The members of the International Press Institute, meeting at their 63rd Annual General Assembly during the IPI World Congress on April 14, 2014 in Cape Town, South Africa, adopted by unanimous vote a resolution expressing their deep concern about complaints received from IPI members in Russia, Eastern Europe, Africa and elsewhere that serious impediments were placed in their way when applying at South African diplomatic missions for visas to enter South Africa for the Congress.

Among the responses applicants received from the diplomatic missions were claims that applicants did not have sufficient funds to travel to South Africa despite having complied with all the documentary requirements, including producing bank references. Some delegates were also given limited-duration visas, which in some cases prevented them from attending all the sessions of the Congress and from taking part in the customary post-assembly tours of the country.

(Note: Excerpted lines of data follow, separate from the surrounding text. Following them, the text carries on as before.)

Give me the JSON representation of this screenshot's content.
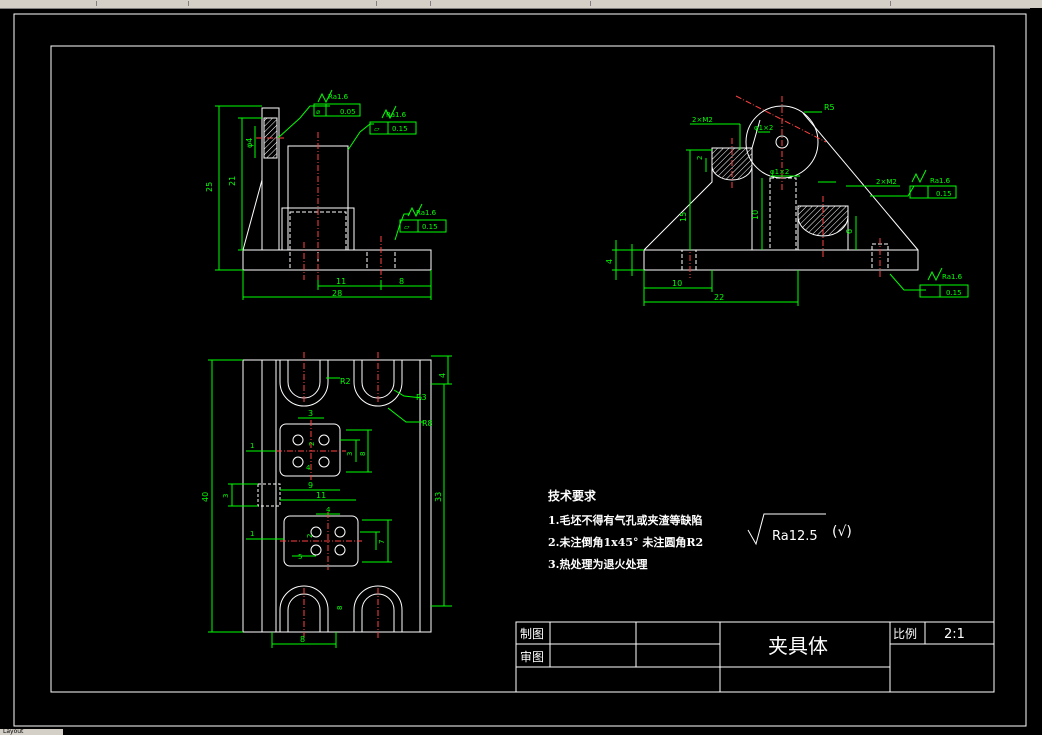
{
  "toolbar": {
    "fragment": "· · ·"
  },
  "model_tab": {
    "label": "Layout"
  },
  "technical_requirements": {
    "heading": "技术要求",
    "items": [
      "1.毛坯不得有气孔或夹渣等缺陷",
      "2.未注倒角1x45° 未注圆角R2",
      "3.热处理为退火处理"
    ]
  },
  "general_roughness": {
    "text": "Ra12.5",
    "suffix": "(√)"
  },
  "title_block": {
    "drawn_by_label": "制图",
    "checked_by_label": "审图",
    "part_name": "夹具体",
    "scale_label": "比例",
    "scale_value": "2:1"
  },
  "front_view": {
    "dims": {
      "height_total": "25",
      "height_inner": "21",
      "hole": "φ4",
      "spacing": "11",
      "end": "8",
      "length": "28"
    },
    "callouts": [
      {
        "roughness": "Ra1.6",
        "tolerance": "0.05",
        "symbol": "⌀"
      },
      {
        "roughness": "Ra1.6",
        "tolerance": "0.15",
        "symbol": "▱"
      },
      {
        "roughness": "Ra1.6",
        "tolerance": "0.15",
        "symbol": "▱"
      }
    ]
  },
  "side_view": {
    "dims": {
      "radius": "R5",
      "thread_left": "2×M2",
      "thread_right": "2×M2",
      "hole_left": "φ1×2",
      "hole_right": "φ1×2",
      "h_left": "15",
      "h_mid": "10",
      "h_right": "6",
      "base": "4",
      "w_left": "10",
      "w_total": "22",
      "dim_small": "2"
    },
    "callouts": [
      {
        "roughness": "Ra1.6",
        "tolerance": "0.15"
      },
      {
        "roughness": "Ra1.6",
        "tolerance": "0.15"
      }
    ]
  },
  "top_view": {
    "dims": {
      "r2": "R2",
      "r3": "R3",
      "r8": "R8",
      "top_right": "4",
      "height_total": "40",
      "height_right": "33",
      "d3_top": "3",
      "d2a": "2",
      "d3_side": "3",
      "d8": "8",
      "d1a": "1",
      "d4_top": "4",
      "d9": "9",
      "d3_left": "3",
      "d11": "11",
      "d4_mid": "4",
      "d2b": "2",
      "d7": "7",
      "d1b": "1",
      "d5": "5",
      "d8_right": "8",
      "d8_bottom": "8"
    }
  }
}
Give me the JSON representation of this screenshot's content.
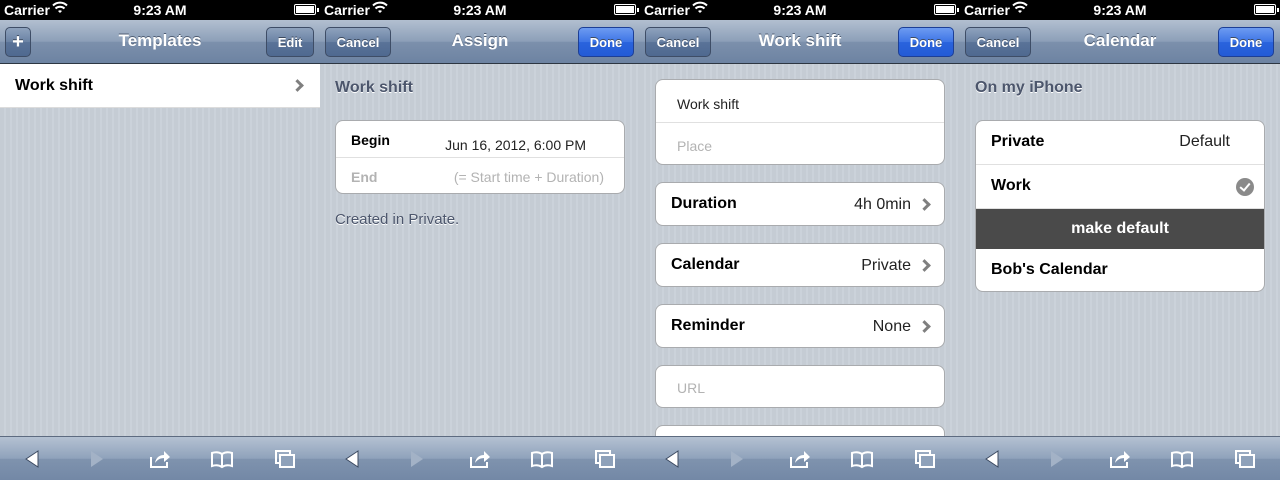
{
  "status": {
    "carrier": "Carrier",
    "time": "9:23 AM"
  },
  "screen1": {
    "nav": {
      "add_label": "+",
      "title": "Templates",
      "edit_label": "Edit"
    },
    "rows": [
      {
        "label": "Work shift"
      }
    ]
  },
  "screen2": {
    "nav": {
      "cancel_label": "Cancel",
      "title": "Assign",
      "done_label": "Done"
    },
    "section_title": "Work shift",
    "begin_label": "Begin",
    "begin_value": "Jun 16, 2012, 6:00 PM",
    "end_label": "End",
    "end_placeholder": "(= Start time + Duration)",
    "footnote": "Created in Private."
  },
  "screen3": {
    "nav": {
      "cancel_label": "Cancel",
      "title": "Work shift",
      "done_label": "Done"
    },
    "title_field": "Work shift",
    "place_placeholder": "Place",
    "duration_label": "Duration",
    "duration_value": "4h 0min",
    "calendar_label": "Calendar",
    "calendar_value": "Private",
    "reminder_label": "Reminder",
    "reminder_value": "None",
    "url_placeholder": "URL"
  },
  "screen4": {
    "nav": {
      "cancel_label": "Cancel",
      "title": "Calendar",
      "done_label": "Done"
    },
    "section_title": "On my iPhone",
    "calendars": [
      {
        "name": "Private",
        "value": "Default"
      },
      {
        "name": "Work",
        "value": ""
      },
      {
        "name": "Bob's Calendar",
        "value": ""
      }
    ],
    "make_default_label": "make default"
  },
  "toolbar": {
    "icons": [
      "back-arrow-icon",
      "forward-arrow-icon",
      "share-icon",
      "bookmarks-icon",
      "tabs-icon"
    ]
  }
}
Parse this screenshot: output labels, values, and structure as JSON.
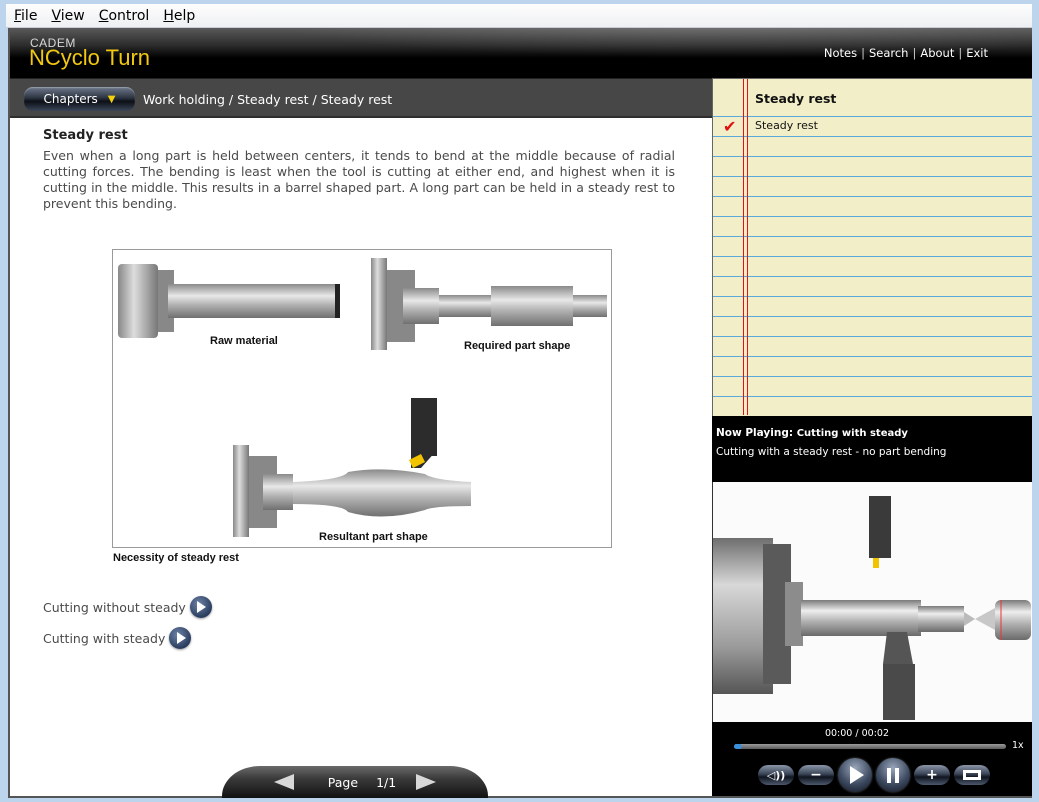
{
  "menubar": {
    "items": [
      {
        "accel": "F",
        "rest": "ile"
      },
      {
        "accel": "V",
        "rest": "iew"
      },
      {
        "accel": "C",
        "rest": "ontrol"
      },
      {
        "accel": "H",
        "rest": "elp"
      }
    ]
  },
  "header": {
    "brand_small": "CADEM",
    "brand_big": "NCyclo Turn",
    "links": [
      "Notes",
      "Search",
      "About",
      "Exit"
    ],
    "separator": "|"
  },
  "toolbar": {
    "chapters_label": "Chapters",
    "chapters_arrow": "▼",
    "breadcrumb": "Work holding / Steady rest / Steady rest"
  },
  "topic": {
    "title": "Steady rest",
    "text": "Even when a long part is held between centers, it tends to bend at the middle because of radial cutting forces. The bending is least when the tool is cutting at either end, and highest when it is cutting in the middle. This results in a barrel shaped part. A long part can be held in a steady rest to prevent this bending.",
    "figure": {
      "labels": [
        "Raw material",
        "Required part shape",
        "Resultant part shape"
      ],
      "caption": "Necessity of steady rest"
    },
    "video_links": [
      "Cutting without steady",
      "Cutting with steady"
    ]
  },
  "pager": {
    "label": "Page",
    "value": "1/1"
  },
  "notes": {
    "title": "Steady rest",
    "items": [
      {
        "label": "Steady rest",
        "checked": true,
        "check_glyph": "✔"
      }
    ]
  },
  "now_playing": {
    "label": "Now Playing:",
    "title": "Cutting with steady",
    "description": "Cutting with a steady rest - no part bending"
  },
  "player": {
    "current_time": "00:00",
    "separator": "/",
    "duration": "00:02",
    "speed": "1x",
    "progress_fraction": 0.03,
    "buttons": [
      "mute",
      "volume-down",
      "play",
      "pause",
      "volume-up",
      "fullscreen"
    ]
  },
  "colors": {
    "brand_yellow": "#f2c811",
    "notes_paper": "#f2efc8",
    "notes_rule": "#5aa8dc",
    "margin_red": "#e31313",
    "seek_fill": "#3a8fd8"
  }
}
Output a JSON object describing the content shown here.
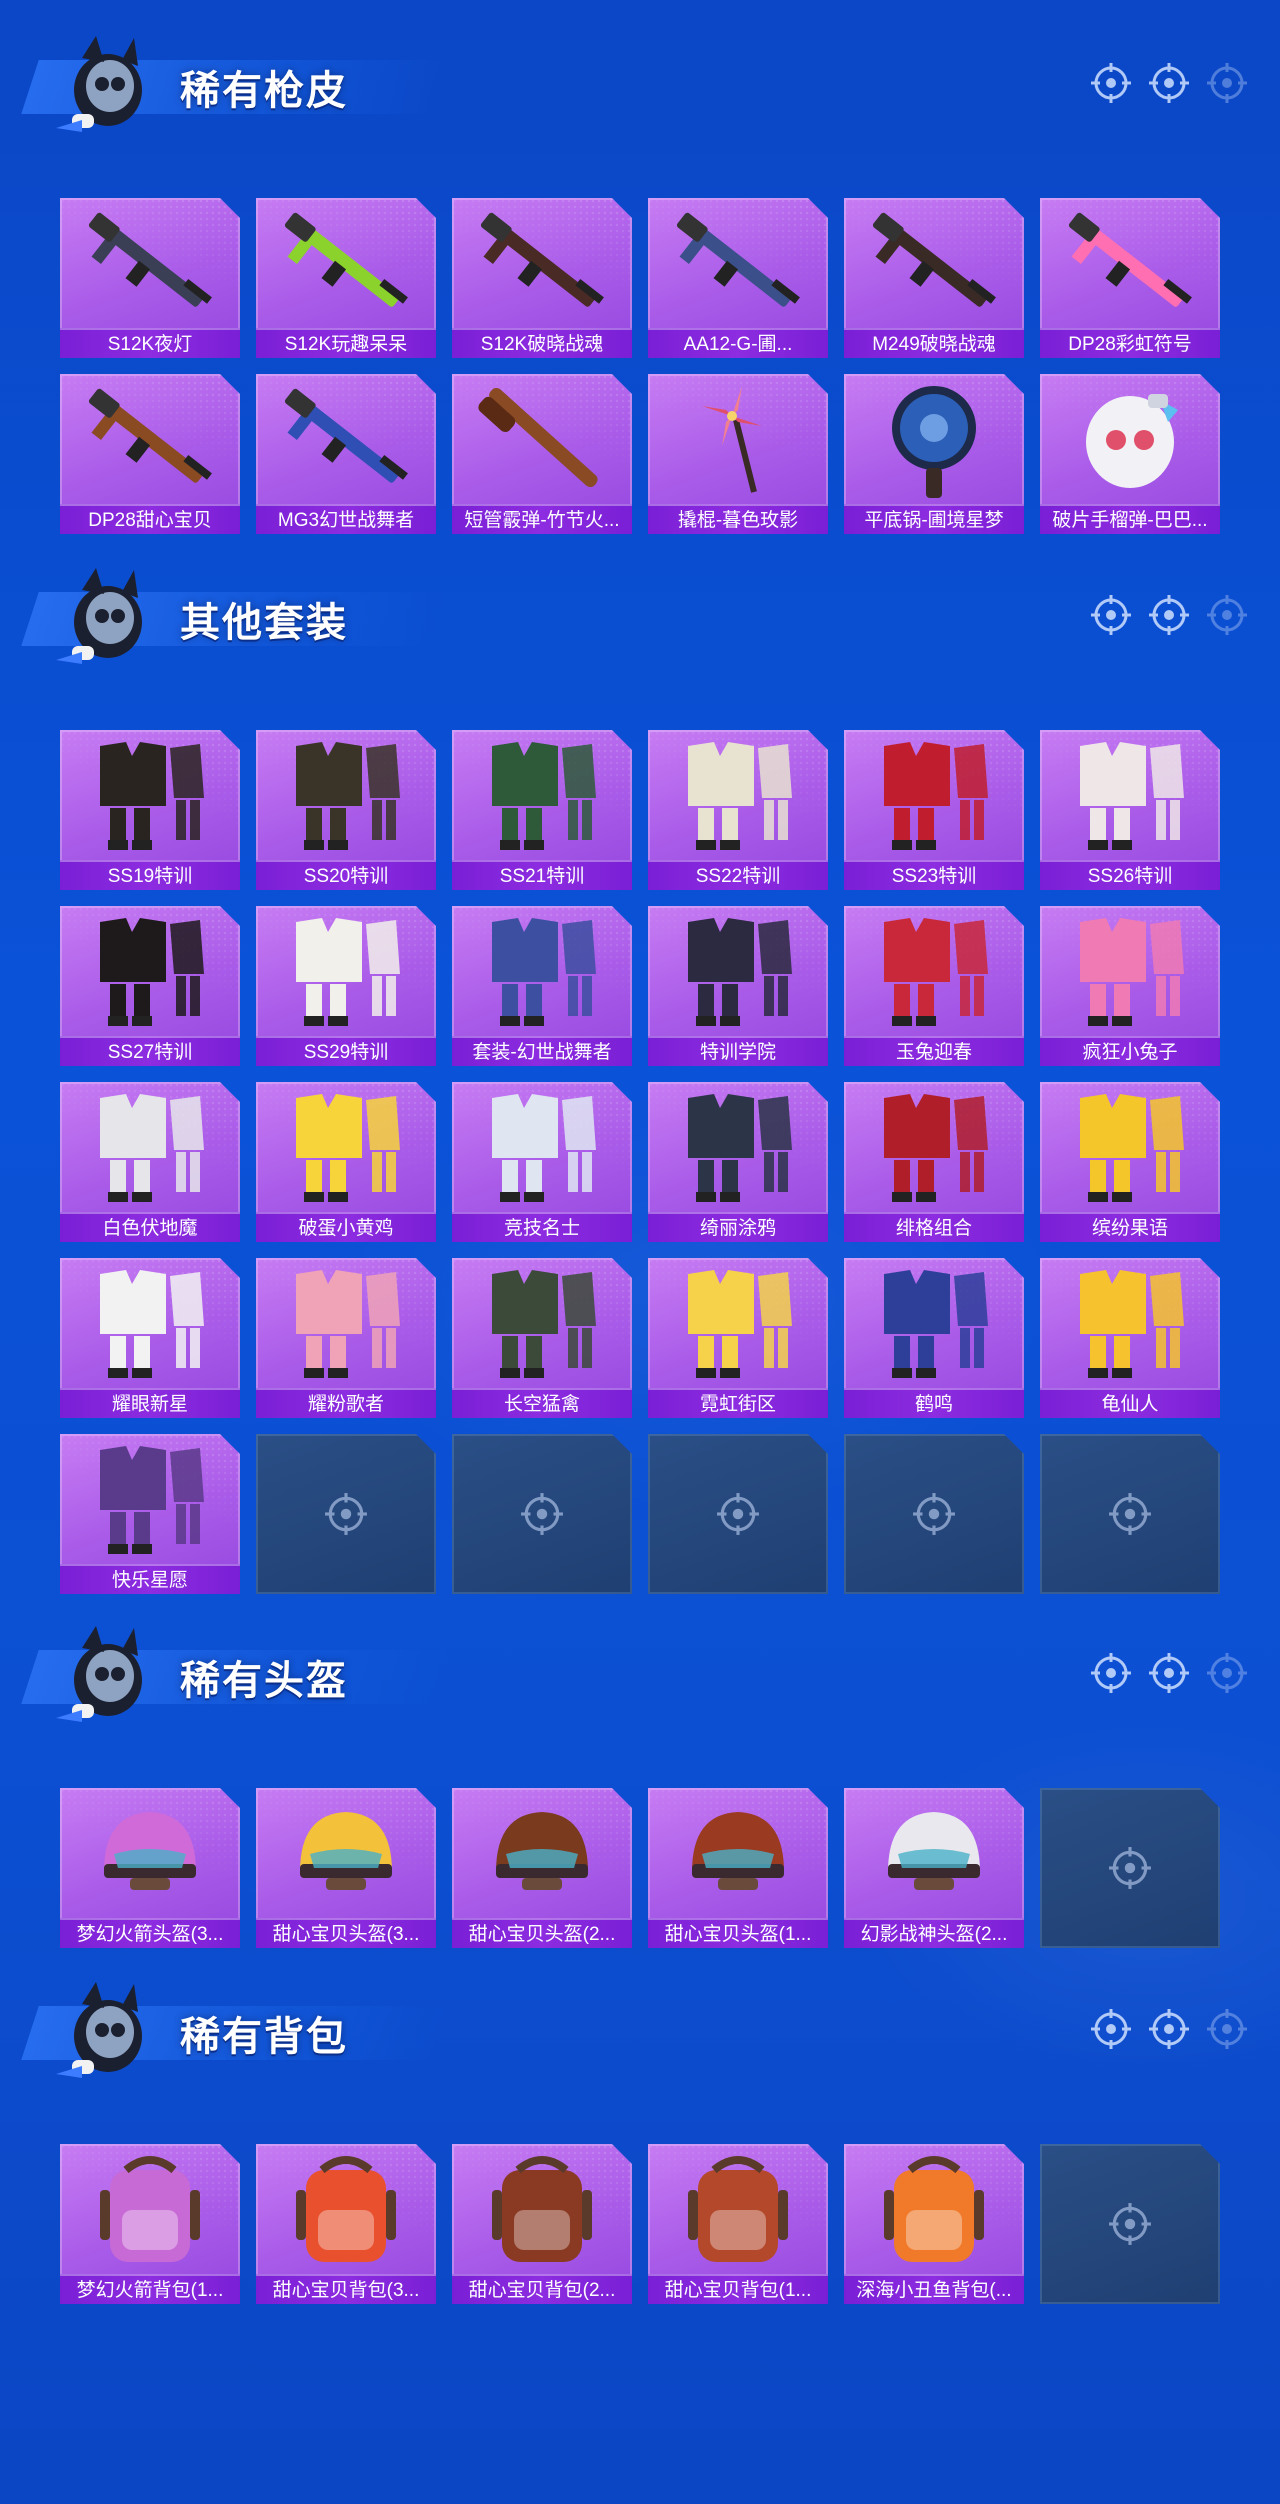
{
  "sections": {
    "guns": {
      "title": "稀有枪皮",
      "items": [
        {
          "label": "S12K夜灯",
          "art": "rifle-icon",
          "color": "#3a3f55"
        },
        {
          "label": "S12K玩趣呆呆",
          "art": "rifle-icon",
          "color": "#8bd32c"
        },
        {
          "label": "S12K破晓战魂",
          "art": "rifle-icon",
          "color": "#4a2a24"
        },
        {
          "label": "AA12-G-圃...",
          "art": "rifle-icon",
          "color": "#3b4f8a"
        },
        {
          "label": "M249破晓战魂",
          "art": "rifle-icon",
          "color": "#3a2a26"
        },
        {
          "label": "DP28彩虹符号",
          "art": "rifle-icon",
          "color": "#ff6fb1"
        },
        {
          "label": "DP28甜心宝贝",
          "art": "rifle-icon",
          "color": "#8a4a22"
        },
        {
          "label": "MG3幻世战舞者",
          "art": "rifle-icon",
          "color": "#2f4fb4"
        },
        {
          "label": "短管霰弹-竹节火...",
          "art": "shotgun-icon",
          "color": "#8a4a24"
        },
        {
          "label": "撬棍-暮色玫影",
          "art": "pinwheel-icon",
          "color": "#e0506a"
        },
        {
          "label": "平底锅-圃境星梦",
          "art": "pan-icon",
          "color": "#2b5fb8"
        },
        {
          "label": "破片手榴弹-巴巴...",
          "art": "grenade-icon",
          "color": "#f2f2f6"
        }
      ]
    },
    "outfits": {
      "title": "其他套装",
      "items": [
        {
          "label": "SS19特训",
          "art": "outfit-icon",
          "color": "#2a2420"
        },
        {
          "label": "SS20特训",
          "art": "outfit-icon",
          "color": "#3a3428"
        },
        {
          "label": "SS21特训",
          "art": "outfit-icon",
          "color": "#2e5a3a"
        },
        {
          "label": "SS22特训",
          "art": "outfit-icon",
          "color": "#e8e2d0"
        },
        {
          "label": "SS23特训",
          "art": "outfit-icon",
          "color": "#c01e2e"
        },
        {
          "label": "SS26特训",
          "art": "outfit-icon",
          "color": "#efe6e8"
        },
        {
          "label": "SS27特训",
          "art": "outfit-icon",
          "color": "#1e1a1c"
        },
        {
          "label": "SS29特训",
          "art": "outfit-icon",
          "color": "#f2f0ea"
        },
        {
          "label": "套装-幻世战舞者",
          "art": "outfit-icon",
          "color": "#3d4fa0"
        },
        {
          "label": "特训学院",
          "art": "outfit-icon",
          "color": "#2b2a40"
        },
        {
          "label": "玉兔迎春",
          "art": "outfit-icon",
          "color": "#c8283a"
        },
        {
          "label": "疯狂小兔子",
          "art": "outfit-icon",
          "color": "#f07ab4"
        },
        {
          "label": "白色伏地魔",
          "art": "outfit-icon",
          "color": "#e6e6ea"
        },
        {
          "label": "破蛋小黄鸡",
          "art": "outfit-icon",
          "color": "#f7d43a"
        },
        {
          "label": "竞技名士",
          "art": "outfit-icon",
          "color": "#dfe6f2"
        },
        {
          "label": "绮丽涂鸦",
          "art": "outfit-icon",
          "color": "#2c3448"
        },
        {
          "label": "绯格组合",
          "art": "outfit-icon",
          "color": "#b01e2a"
        },
        {
          "label": "缤纷果语",
          "art": "outfit-icon",
          "color": "#f5c62a"
        },
        {
          "label": "耀眼新星",
          "art": "outfit-icon",
          "color": "#f2f2f2"
        },
        {
          "label": "耀粉歌者",
          "art": "outfit-icon",
          "color": "#f0a2b6"
        },
        {
          "label": "长空猛禽",
          "art": "outfit-icon",
          "color": "#3c4a3a"
        },
        {
          "label": "霓虹街区",
          "art": "outfit-icon",
          "color": "#f5d24a"
        },
        {
          "label": "鹤鸣",
          "art": "outfit-icon",
          "color": "#2e3f9a"
        },
        {
          "label": "龟仙人",
          "art": "outfit-icon",
          "color": "#f6c32e"
        },
        {
          "label": "快乐星愿",
          "art": "outfit-icon",
          "color": "#5a3a8a"
        }
      ],
      "empty_slots": 5
    },
    "helmets": {
      "title": "稀有头盔",
      "items": [
        {
          "label": "梦幻火箭头盔(3...",
          "art": "helmet-icon",
          "color": "#d06ad8"
        },
        {
          "label": "甜心宝贝头盔(3...",
          "art": "helmet-icon",
          "color": "#f3c23a"
        },
        {
          "label": "甜心宝贝头盔(2...",
          "art": "helmet-icon",
          "color": "#7a3a1e"
        },
        {
          "label": "甜心宝贝头盔(1...",
          "art": "helmet-icon",
          "color": "#9a3a20"
        },
        {
          "label": "幻影战神头盔(2...",
          "art": "helmet-icon",
          "color": "#e8e8ee"
        }
      ],
      "empty_slots": 1
    },
    "backpacks": {
      "title": "稀有背包",
      "items": [
        {
          "label": "梦幻火箭背包(1...",
          "art": "backpack-icon",
          "color": "#c86ad6"
        },
        {
          "label": "甜心宝贝背包(3...",
          "art": "backpack-icon",
          "color": "#e8502e"
        },
        {
          "label": "甜心宝贝背包(2...",
          "art": "backpack-icon",
          "color": "#8a3a22"
        },
        {
          "label": "甜心宝贝背包(1...",
          "art": "backpack-icon",
          "color": "#b4482a"
        },
        {
          "label": "深海小丑鱼背包(...",
          "art": "backpack-icon",
          "color": "#f07a2a"
        }
      ],
      "empty_slots": 1
    }
  }
}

These delegates gained the impression from the conduct of the mission officials that the officials were trying to prevent them from attending the conference.

The Congress was held to celebrate the 20th anniversary of the first Congress held by IPI in South Africa in 1994, which was opened by Nelson Mandela and then-President F.W. de Klerk and was attended by nearly 500 delegates.

By placing obstacles to the issuance of visas to delegates, South Africa lost an opportunity to showcase the country to journalists from a wide variety of foreign countries, as was done in 1994 with ascertainable positive economic results.

IPI members called on the South African government to explain the purpose was to adopt these obstructive tactics.